Engel der Vergessenen by Heinz G. Konsalik

Engel der Vergessenen by Heinz G. Konsalik

Autor:Heinz G. Konsalik [Konsalik, Heinz G.]
Die sprache: deu
Format: epub
veröffentlicht: 2010-09-29T04:00:00+00:00


Die Operationen begannen eine halbe Stunde später.

Dr. Haller sah erfrischt aus, hatte sich geduscht und war voll Gift und Galle, als er Karipuri im weißen Operationsmantel und Mundschutz, ganz steril und nach Vorschrift, geduldig auf einem Hocker im OP warten sah. Die beiden neuen Ärzte und die vier Schwestern, kleine zierliche, hübsche Birmesinnen, Porzellanpüppchen für einen Nippesschrank, standen, freundlich lächelnd und Dr. Haller zunickend und ebenfalls von Bettina mit Sagrotan eingesprüht, an den gekachelten Wänden. Dr. Adripur hatte den ersten Patienten auf dem Tisch liegen, bereit zum Amputieren. Es war ein junger Mann, der mit ängstlichen Augen um sich blickte und dem Pala gesagt hatte, was man mit ihm machen wollte. Er zitterte heftig, man hatte ihn an dem OP-Tisch festgebunden, und als Dr. Haller eintrat, begann er ein eintöniges buddhistisches Gebet zu murmeln und weinte dabei.

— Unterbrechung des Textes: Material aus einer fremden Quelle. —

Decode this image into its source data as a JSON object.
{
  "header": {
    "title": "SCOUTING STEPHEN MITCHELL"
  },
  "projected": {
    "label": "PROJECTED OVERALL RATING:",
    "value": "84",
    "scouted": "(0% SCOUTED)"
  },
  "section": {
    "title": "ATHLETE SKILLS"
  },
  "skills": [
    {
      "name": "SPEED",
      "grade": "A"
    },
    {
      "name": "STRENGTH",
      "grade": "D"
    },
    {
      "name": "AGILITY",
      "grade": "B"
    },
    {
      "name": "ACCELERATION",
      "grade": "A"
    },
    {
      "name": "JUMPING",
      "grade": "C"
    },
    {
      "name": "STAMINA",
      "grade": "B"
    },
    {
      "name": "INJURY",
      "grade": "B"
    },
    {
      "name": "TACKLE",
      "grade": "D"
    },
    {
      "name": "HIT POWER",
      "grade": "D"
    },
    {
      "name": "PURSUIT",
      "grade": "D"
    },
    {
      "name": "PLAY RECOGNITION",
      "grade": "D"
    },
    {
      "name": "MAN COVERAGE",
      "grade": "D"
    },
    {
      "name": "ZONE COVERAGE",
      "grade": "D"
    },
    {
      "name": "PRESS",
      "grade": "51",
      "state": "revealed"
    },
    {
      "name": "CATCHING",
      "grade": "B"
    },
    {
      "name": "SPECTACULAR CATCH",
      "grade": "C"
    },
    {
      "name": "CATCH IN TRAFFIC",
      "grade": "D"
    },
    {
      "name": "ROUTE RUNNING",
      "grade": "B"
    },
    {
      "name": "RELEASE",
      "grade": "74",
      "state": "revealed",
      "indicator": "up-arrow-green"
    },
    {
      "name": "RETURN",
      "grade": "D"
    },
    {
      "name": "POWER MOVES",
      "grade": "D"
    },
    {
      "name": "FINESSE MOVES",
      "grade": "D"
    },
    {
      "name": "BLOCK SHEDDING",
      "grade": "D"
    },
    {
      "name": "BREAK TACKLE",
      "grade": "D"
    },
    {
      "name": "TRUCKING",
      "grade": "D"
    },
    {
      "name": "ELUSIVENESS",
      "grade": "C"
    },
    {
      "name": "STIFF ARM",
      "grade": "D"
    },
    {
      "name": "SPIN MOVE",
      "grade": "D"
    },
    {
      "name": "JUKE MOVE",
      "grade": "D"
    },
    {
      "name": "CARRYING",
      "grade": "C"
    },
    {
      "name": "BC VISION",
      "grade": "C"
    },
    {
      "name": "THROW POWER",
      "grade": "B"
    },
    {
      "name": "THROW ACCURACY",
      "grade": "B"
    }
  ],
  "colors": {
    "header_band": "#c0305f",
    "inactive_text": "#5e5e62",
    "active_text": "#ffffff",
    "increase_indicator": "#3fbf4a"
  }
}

»Ich grüße Sie, meine Damen und Herren!« sagte Haller laut. Bettina stand bereit mit Operationsschürze und dem sterilen Handschuhkasten. Haller, nur in weißer Hose und einem Unterhemd ohne Ärmel, begann seine Waschungen. »Das mag Ihnen blödsinnig erscheinen, sich hier so vorzubereiten, als operiere man in einer Großstadt, aber ich habe noch nie gehört, daß ein chirurgischer Eingriff auf einem Küchentisch andere Sterilisierungsregeln hat. Trotzdem ist es ein Behelf. Im Normalfall ist die aseptische Operationswäsche weiß, die septische blau, aber das können wir uns hier sparen, denn was wir hier operieren, ist durchwegs septisch.«

»Wollen Sie einen Anfängerkursus in Operationsvorbereitung halten, Herr Kollege?« rief Dr. Karipuri spöttisch. Haller nickte ernsthaft.

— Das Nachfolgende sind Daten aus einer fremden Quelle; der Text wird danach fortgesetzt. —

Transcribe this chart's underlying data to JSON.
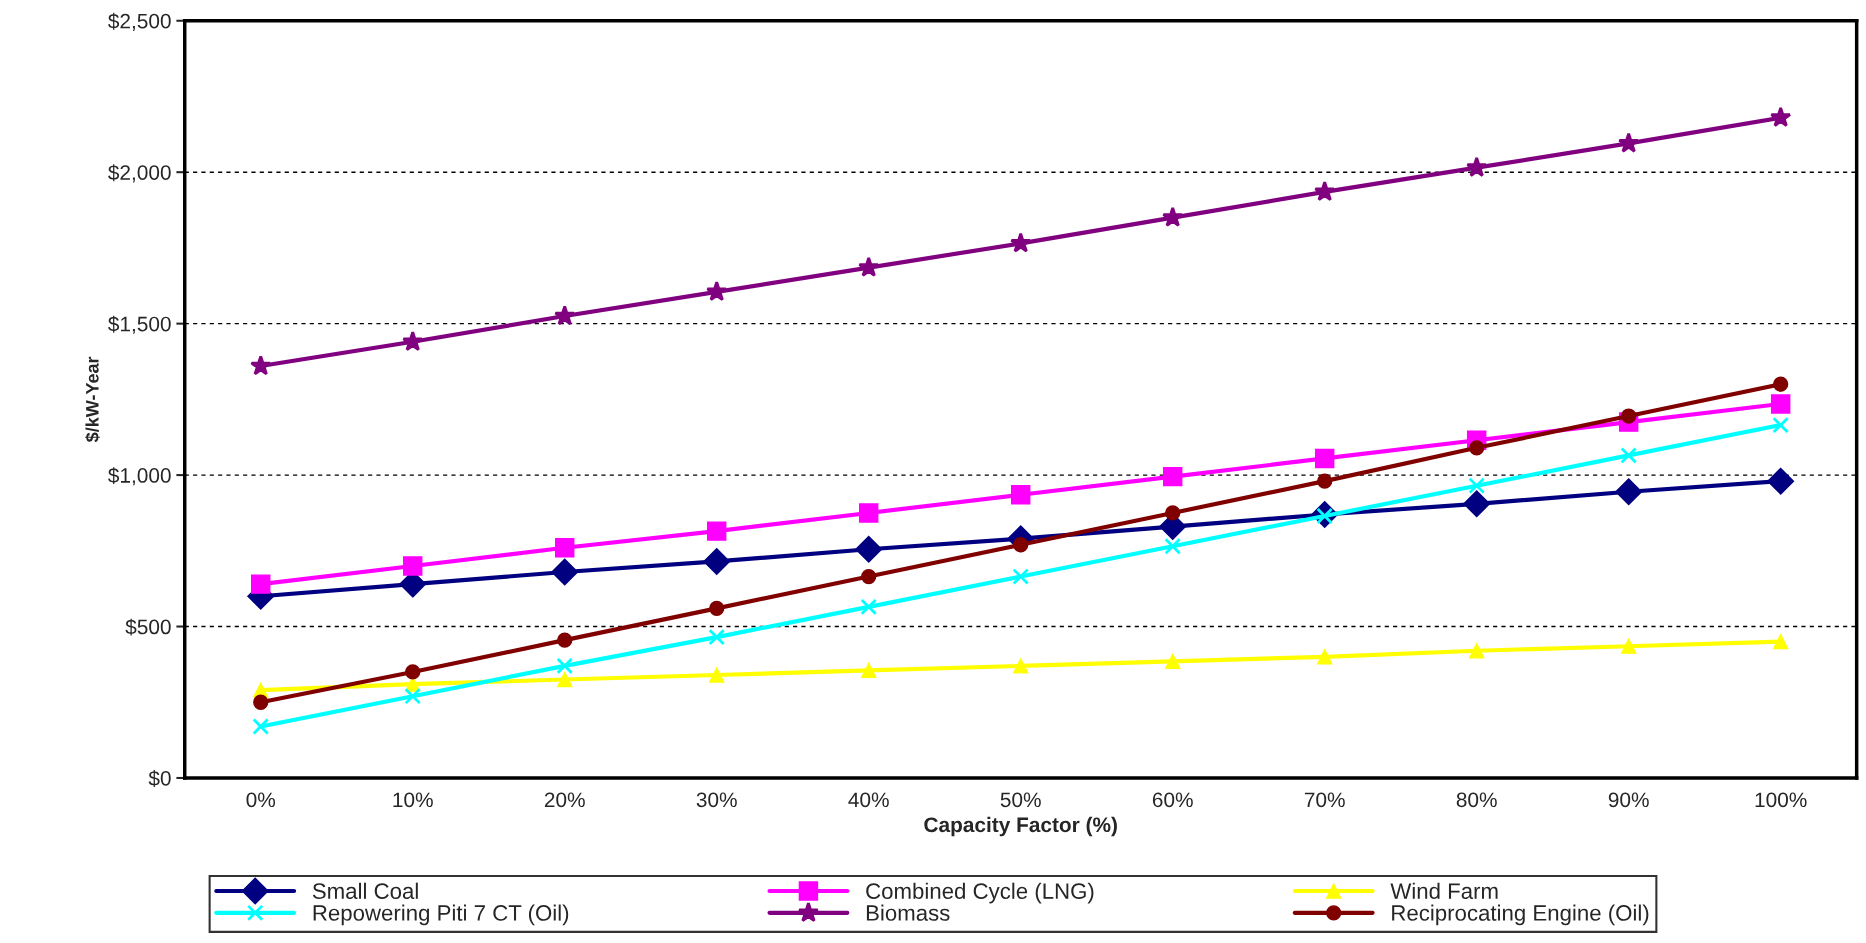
{
  "chart_data": {
    "type": "line",
    "xlabel": "Capacity Factor (%)",
    "ylabel": "$/kW-Year",
    "categories": [
      "0%",
      "10%",
      "20%",
      "30%",
      "40%",
      "50%",
      "60%",
      "70%",
      "80%",
      "90%",
      "100%"
    ],
    "series": [
      {
        "name": "Small Coal",
        "color": "#000080",
        "marker": "diamond",
        "values": [
          600,
          640,
          680,
          715,
          755,
          790,
          830,
          870,
          905,
          945,
          980
        ]
      },
      {
        "name": "Combined Cycle (LNG)",
        "color": "#ff00ff",
        "marker": "square",
        "values": [
          640,
          700,
          760,
          815,
          875,
          935,
          995,
          1055,
          1115,
          1175,
          1235
        ]
      },
      {
        "name": "Wind Farm",
        "color": "#ffff00",
        "marker": "triangle",
        "values": [
          290,
          310,
          325,
          340,
          355,
          370,
          385,
          400,
          420,
          435,
          450
        ]
      },
      {
        "name": "Repowering Piti 7 CT (Oil)",
        "color": "#00ffff",
        "marker": "cross",
        "values": [
          170,
          270,
          370,
          465,
          565,
          665,
          765,
          865,
          965,
          1065,
          1165
        ]
      },
      {
        "name": "Biomass",
        "color": "#800080",
        "marker": "star",
        "values": [
          1360,
          1440,
          1525,
          1605,
          1685,
          1765,
          1850,
          1935,
          2015,
          2095,
          2180
        ]
      },
      {
        "name": "Reciprocating Engine (Oil)",
        "color": "#800000",
        "marker": "circle",
        "values": [
          250,
          350,
          455,
          560,
          665,
          770,
          875,
          980,
          1090,
          1195,
          1300
        ]
      }
    ],
    "ylim": [
      0,
      2500
    ],
    "yticks": [
      {
        "value": 0,
        "label": "$0"
      },
      {
        "value": 500,
        "label": "$500"
      },
      {
        "value": 1000,
        "label": "$1,000"
      },
      {
        "value": 1500,
        "label": "$1,500"
      },
      {
        "value": 2000,
        "label": "$2,000"
      },
      {
        "value": 2500,
        "label": "$2,500"
      }
    ],
    "grid": "y",
    "legend": "bottom"
  }
}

»Ich dachte, Herr Kollege, Sie sind durch langen Stillstand der Medizin entwöhnt.«

Karipuri lief dunkel an. Aber der Konterschlag folgte sofort. »Sind Sie wieder betrunken, Herr Kollege? Soll Dr. Adripur den Eingriff vornehmen?«

Haller lachte breit. »Ich lade die neuen Kollegen und die entzückenden jungen Schwestern ein, an mir vorbeizumarschieren und sich von mir anhauchen zu lassen. Bitte, wer fängt an? Sie, Herr Kollege?« Haller winkte einem der neuen birmesischen Ärzte.

Sie rührten sich nicht von der Wand. Sie sahen Haller aus zusammengekniffenen Augen an.

»Keiner?« Haller hielt die Hände vor. Bettina streifte ihm die Gummihandschuhe über. Siri stand hinter ihm und band ihm die Gummischürze um.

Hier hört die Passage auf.